German nationalism, expressed through the ideology of Nazism, however, may also be understood as
trans-national in nature. This aspect was primarily advocated by Adolf Hitler, who later became the
leader of the Nazi Party. This party was devoted to what they identified as an Aryan race, residing in
Austria, Norway, Denmark, Sweden, the United Kingdom, and parts of Czechoslovakia and Latvia.[59]
(See also Nazi propaganda and the United Kingdom.)

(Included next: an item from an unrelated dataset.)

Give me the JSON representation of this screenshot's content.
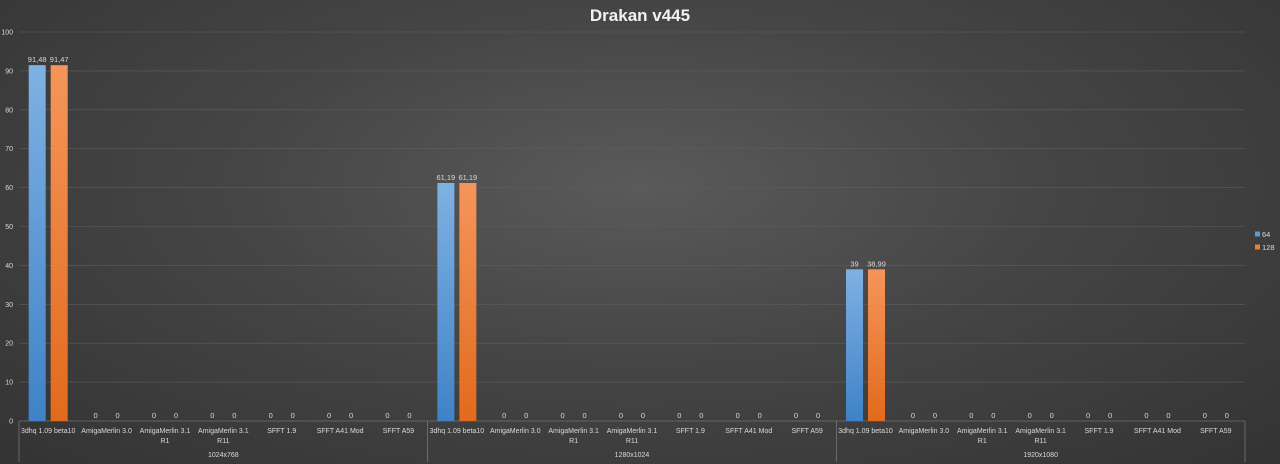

Meanwhile, the Nazis rejected many of the well-established citizens within those same countries, such
as the Romani (Gypsies) and of course Jews, whom they did not identify as Aryan. Meanwhile, a key Nazi
doctrine was "Living Space" (for Aryans only) or "Lebensraum," which was a vast undertaking to
transplant Aryans throughout Poland, much of Eastern Europe and the Baltic nations, and all of Western
Russia and Ukraine. Lebensraum was thus a vast project for advancing the Aryan race far outside of any
particular nation or national borders. The Nazi's goals were racist focused on advancing the Aryan race as
they perceived it, eugenics modification of the human race, and the eradication of human beings that
they deemed inferior. But their goals were trans-national and intended to spread across as much of the
world as they could achieve. Although Nazism glorified German history, it also embraced the supposed
virtues and achievements of the Aryan race in other countries,[60] including India.[61] The Nazis'
Aryanism longed for now-extinct species of superior bulls once used as livestock by Aryans and other
features of Aryan history that never resided within the borders of Germany as a nation.[62]